L’habitat collectif connecté, enjeu majeur du bâtiment de demain

 

 

 

La domotique n’est plus réservée à la maison individuelle. Désormais, c’est l’idée d’habitat collectif connecté qui se construit.

Contrôle des consommations énergétiques, intégration de systèmes de sécurité et de confort, possibilités d’interagir avec quartier, immeubles voisins, services publics… 

 

Où en est la domotique du « bâtiment intelligent » ?

 

 

 

 

La priorité actuelle, la maîtrise énergétique

 

Au-delà de tout gadget de confort, il s’agit de mettre la domotique collective au centre des impératifs écologiques et économiques d’aujourd’hui. L’objectif majeur : mieux contrôler, mieux adapter, mieux consommer l’énergie. Modèle du genre, la tablette interactive de suivi énergétique, développée par Esmart et installée dans les logements de l’écoquartier d’Eikenott en Suisse Romande. L’application développée permet de visualiser et piloter sa consommation d’électricité, d’eau chaude et de chauffage. De façon simple et conviviale…et efficace !

 

 

En bonne voie, les services collectifs                                            

                               

Mais, de plus en plus, la domotique collective va au-delà des besoins prioritaires en termes d’habitat énergétiquement responsable. De nouveaux services sont d’ores et déjà imaginés pour un « mieux-vivre ensemble » (même si ceux-ci nécessitent encore certaines améliorations).

 

Acteur français majeur de l’innovation dans les secteurs de l’aménagement et du cadre de vie, « Bouygues Energies & Services » soutient ainsi les expérimentations de différents projets. Parmi eux, Eco2Charge, programme visant à accélérer le déploiement des infrastructures de recharge de véhicules électriques. Autre initiative française exemplaire en la matière, celle de la start-up « Intent Technologies », qui développe, notamment en partenariat avec Orange, la plateforme logicielle NintentOs, premier système d’exploitation à destination du bâtiment connecté.
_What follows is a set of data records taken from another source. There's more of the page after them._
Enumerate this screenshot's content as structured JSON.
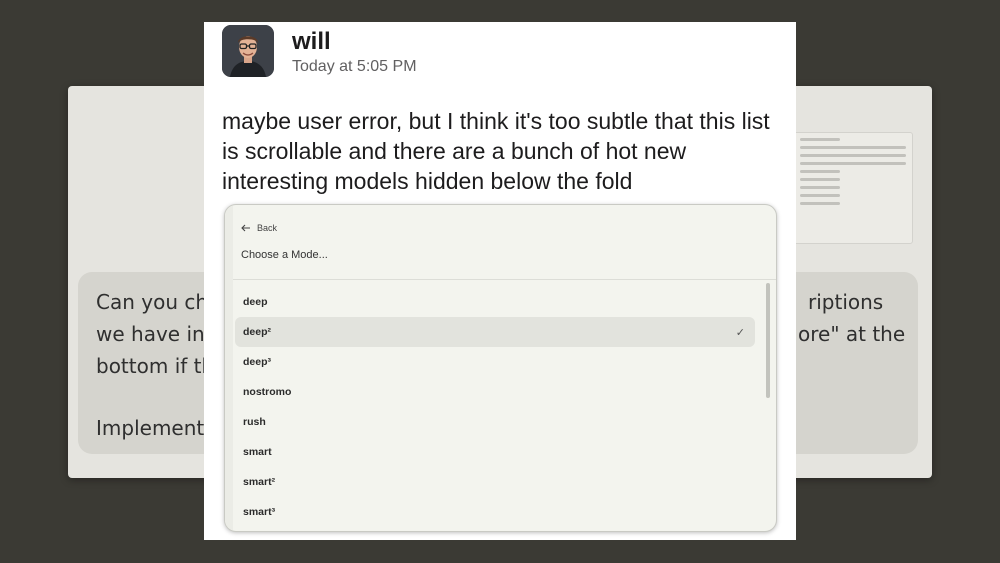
{
  "message": {
    "author": "will",
    "timestamp": "Today at 5:05 PM",
    "text": "maybe user error, but I think it's too subtle that this list is scrollable and there are a bunch of hot new interesting models hidden below the fold"
  },
  "background_request": {
    "line1_left": "Can you ch",
    "line1_right": "riptions",
    "line2_left": "we have in",
    "line2_right": "ore\" at the",
    "line3_left": "bottom if th",
    "line4_left": "Implement"
  },
  "mode_picker": {
    "back_label": "Back",
    "title": "Choose a Mode...",
    "items": [
      {
        "label": "deep",
        "selected": false
      },
      {
        "label": "deep²",
        "selected": true
      },
      {
        "label": "deep³",
        "selected": false
      },
      {
        "label": "nostromo",
        "selected": false
      },
      {
        "label": "rush",
        "selected": false
      },
      {
        "label": "smart",
        "selected": false
      },
      {
        "label": "smart²",
        "selected": false
      },
      {
        "label": "smart³",
        "selected": false
      }
    ]
  },
  "icons": {
    "back": "arrow-left-icon",
    "selected": "check-icon"
  },
  "colors": {
    "backdrop": "#3b3a34",
    "card": "#ffffff",
    "picker_bg": "#f3f4ee",
    "selected_row": "#e2e3dd"
  }
}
Son avancée : rassembler sur une même plateforme tous les équipements fournisseurs et usagers des services connectés (ascensoriste, eau, électricité, service à la personne…). Concrètement, le gardien d’immeuble peut alerter habitants et prestataires à la moindre panne, une personne âgée recourir à un dispositif d’e-santé, une entreprise de chauffage connaître la température des logements et adapter l’équipement collectif en conséquence, un habitant suivre ses charges de copropriété…

 

Autre exemple, cette fois de nouveau suisse : l’interface Erlenapp, destinée non seulement à disposer d’informations pratiques mais aussi à à favoriser l’échange et la rencontre. Développée dans l’écoquartier d’Erlenmatt West à Bâle, Erlenapp ouvre ainsi aux habitants 6 rubriques à partager : « mon quartier », « mon logement », « ma consommation d’énergie », « services center », « news », « annonces ».

 

 

 

 

Le défi commun à relever, l’interopérabilité entre acteurs, bâtiments… et protocoles

 

Pour aller encore plus loin et ensemble dans l’ère de la domotique collective, la question est maintenant, au-delà des initiatives innovatrices, d’initier un véritable projet de filière. C’est autour de cette idée de mise en commun des savoir-faire et des volontés des professions concernées que l’association Smart Buildings Alliance (SBA) s’est fondée il y a 2 ans.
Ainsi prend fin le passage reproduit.